Tuesday 13 September 2011

13 Sculptures Children Should Know

My love affair with this series continues. As does my art education. Here I knew 33% of the cover art, hardly an achievement given that Michelangelo's David is possibly the most famous sculpture in the world.

Winged Victory of Samothrace
Nicholas of Verdun, Shrine of the Three Kings
Dancing Ganesha
Great Buddha of Kamakura
Michelangelo, David
Gian Lorenzo Bernini, Fountain of the Four Rivers
Auguste Rodin, The Burghers of Calais
Mbala Mask
Constantin Brancusi, Endless Column
Claes Oldenburg, Giant Toothpaste Tube
Robert Smithson, Spiral Jetty
Niki de Saint Phalle, Stravinski Fountain
Anish Kapoor, Cloud Gate

I shall concentrate on the three Parisian sculptures, just because I can. I have been lucky enough to see the Winged Victory of Samothrace twice now on visits to her home in the Louvre.

But I didn't know that she was a depiction of the Goddess of Victory, Nike (or indeed why that is the name of a shoe company). She is beautiful and certainly awe inspiring as she is given pride of place at the top of a flight of stairs in the Louvre.

I wasn't familiar with Rodin's Burghers of Calais, despite visiting the Rodin Museum last year. We didn't get to go inside the house, it may be in there, or perhaps we missed it in the grounds. An excellent excuse to plan a return visit anyway. Ah, no, it's outside.

Picture Credit and lengthy info

The Burghers of Calais is fascinating for a number of reasons. It does depict the surrender of Calais in 1347 to the English during the Hundred Year War. Which is an unusual moment for the city of Calais to want to memorialise in such a way. The original is in Calais, 12 copies have been made (most of which were after Rodin's death) which are on display around the world.

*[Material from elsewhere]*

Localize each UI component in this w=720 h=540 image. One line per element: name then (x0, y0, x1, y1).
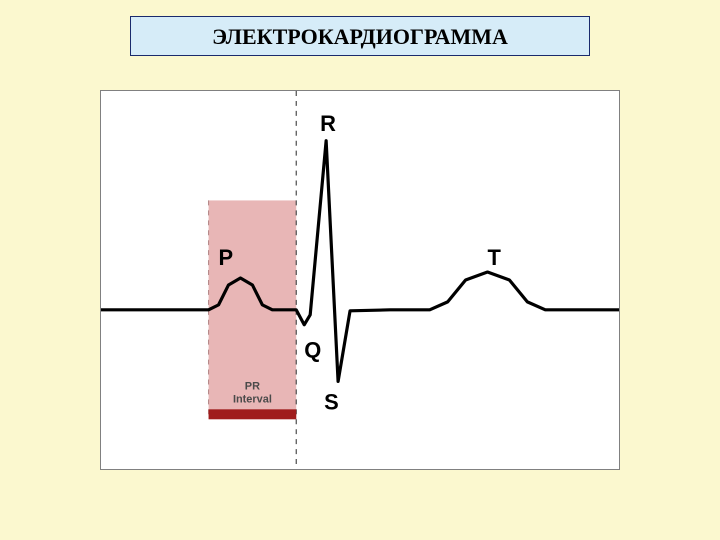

The third Parisian sculpture is again one I haven't seen, but only because of my dislike of the architecture of the Centre Georges Pompidou. I've glimpsed it down the rue, but never been interested enough to go a few blocks out of my way. Next time in Paris, I shall have to make the detour. Because lurking nearby is the Stravinsky Fountain created by husband and wife team, Niki de Saint Phalle (the only likely female sculptor I can see in this book) and Jean Tinguely.

Picture Credit
I'm not sure if I like it, but now I will have to see it for myself.

The cover art is of course Michelangelo's David, Claes Oldenburg, Giant Toothpaste Tube and Robert Smithson's Spiral Jetty.

See my previous posts
13 Modern Artists Children Should Know
13 Artists Children Should Know
13 Buildings Children Should Know


Deb Nance at Readerbuzz said...

If children should know these sculptures, I suppose that means that grownups, too, should know these.

Happily, I've seen two of the three from Paris. And that's all. And probably all I'll ever see.

Louise said...

Yes I suspect we adults should know them too. Which two did you see in Paris? Nike I suspect when you were at the Louvre? And the Stravinsky? I don't remember you saying you went to the Rodin museum.

Kath Lockett said...

...I'd add Rodin's 'The Thinker' too and blush to admit that apart from the Paris ones, I don't think I've seen the others on your list :)

Genie -- Paris and Beyond said...

I am so passionate about children's literature (and non-fiction). I just ordered all three of these books from A!

I have some little people who know many of the buildings and probably the artists (5 or 6).

Thank you for your review(s).


Louise said...

Kath, I'm not sure why they chose The Burghers of Calais over The Thinker. But I'm glad they did I guess, I learnt a lot about a statue and an event that I knew nothing of, and it will add more pleasure to my next visit to the Musee Rodin, whenever that is.

Oh Genie, I'm so excited. I hope you and your little people enjoy them. I have now depleted the available titles in our local library. I bought a few others that I was most keen to read too. It's such a great range of books, and beautifully presented too.

quirky girls said...

I've seen the first two. Winged Victory is beautiful and awe-inspiring up close. My favorite sculpture is The Kiss by Rodin. I was so so excited to get to visit the Rodin museum. I'm sorry you didn't get to go in the house. It is lovely.


Louise said...

Ah but Jehara it gives me the perfect excuse to go back! I'm looking forward to revisiting the Rodin museum now, when I wasn't all that inspired before the first visit- it was my husband who wanted to go. Now I know better.